Vor genau 25 Jahren, am 1. August 1996,  startete die Deutsche Hotelklassifizierung. Fast alle Länder in Europa kannten – in der Regel bereits seit Jahrzehnten – eine offizielle Einstufung ihrer Hotels in die weltweit übliche Skala von 1 bis 5 Sternen. Doch ausgerechnet der Normungs- und Reiseweltmeister Deutschland nicht. Jedes Hotel konnte sich selbst so viele Sterne wie gewünscht vergeben und damit werben. Das verursachte Intransparenz und erhebliche Verunsicherung beim Verbraucher. Insbesondere Non-branded Hotels erlitten einen erheblichen Wettbewerbsnachteil, insbesondere im aufkommenden digitalen Vertrieb.

Und dennoch war die Einführung einer verbandsseitigen Sternevergabe höchst umstritten. Niedersachsen und Bayern machten 1992 den Anfang, Rheinland-Pfalz folgte 1993. Mit einer denkbar knappen Mehrheit entschieden die Gremien des DEHOGA Bundesverbandes dann 1994 dafür, die Kriterien zu vereinheitlichen und gemeinsam die Deutsche Hotelklassifizierung an den Start zu bringen. Am 1. August 1996 war es dann so weit.

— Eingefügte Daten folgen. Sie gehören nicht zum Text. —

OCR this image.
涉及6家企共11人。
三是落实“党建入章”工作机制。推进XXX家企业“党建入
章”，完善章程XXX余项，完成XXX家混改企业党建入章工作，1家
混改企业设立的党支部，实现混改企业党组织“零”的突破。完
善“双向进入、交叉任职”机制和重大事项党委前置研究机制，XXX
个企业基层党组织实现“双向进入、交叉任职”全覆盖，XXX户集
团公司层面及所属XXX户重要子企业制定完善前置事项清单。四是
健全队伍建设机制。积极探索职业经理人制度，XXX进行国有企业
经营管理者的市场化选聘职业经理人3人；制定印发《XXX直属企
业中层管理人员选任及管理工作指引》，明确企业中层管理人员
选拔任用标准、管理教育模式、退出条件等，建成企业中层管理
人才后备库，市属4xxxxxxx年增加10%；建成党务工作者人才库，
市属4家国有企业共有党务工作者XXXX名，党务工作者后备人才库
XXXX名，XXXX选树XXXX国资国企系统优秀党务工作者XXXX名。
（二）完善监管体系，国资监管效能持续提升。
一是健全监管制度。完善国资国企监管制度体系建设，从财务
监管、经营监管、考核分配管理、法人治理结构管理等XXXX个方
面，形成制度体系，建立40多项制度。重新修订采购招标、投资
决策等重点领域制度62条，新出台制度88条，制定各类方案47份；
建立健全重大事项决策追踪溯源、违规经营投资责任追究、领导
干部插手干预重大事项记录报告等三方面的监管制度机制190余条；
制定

Das war auch der Tag, an dem ich die Geschäftsführung der Fachgruppe Hotels im DEHOGA und damit auch die Verantwortung für dieses ganz besondere Verbandsprodukt übernahm. Und das ist auch so bis zum heutigen Tag geblieben, trotz meines Wechsels 2001 in den Hotelverband, dem Fachverband für die Hotellerie unter dem gemeinsamen DEHOGA-Dach.

Daher möchte ich mit einer kleinen Serie von – selbstverständlich 😊 – fünf Blogposts zum Jubiläum der Hotelklassifizierung in Deutschland einige Diskussionsbeiträge zu ihrer Zukunft beisteuern. Beginnen will ich mit einem Blogpost zur Aktualität der Kriterien. Es sollen dann in den nächsten Wochen in lockerer Abfolge Blogposts zur Europäisierung der Hotelsterne, zum (vermeintlichen) Spannungsverhältnis zu subjektiven Gästebewertungen, zu Portalsternen und zu Schummelvorwürfen folgen.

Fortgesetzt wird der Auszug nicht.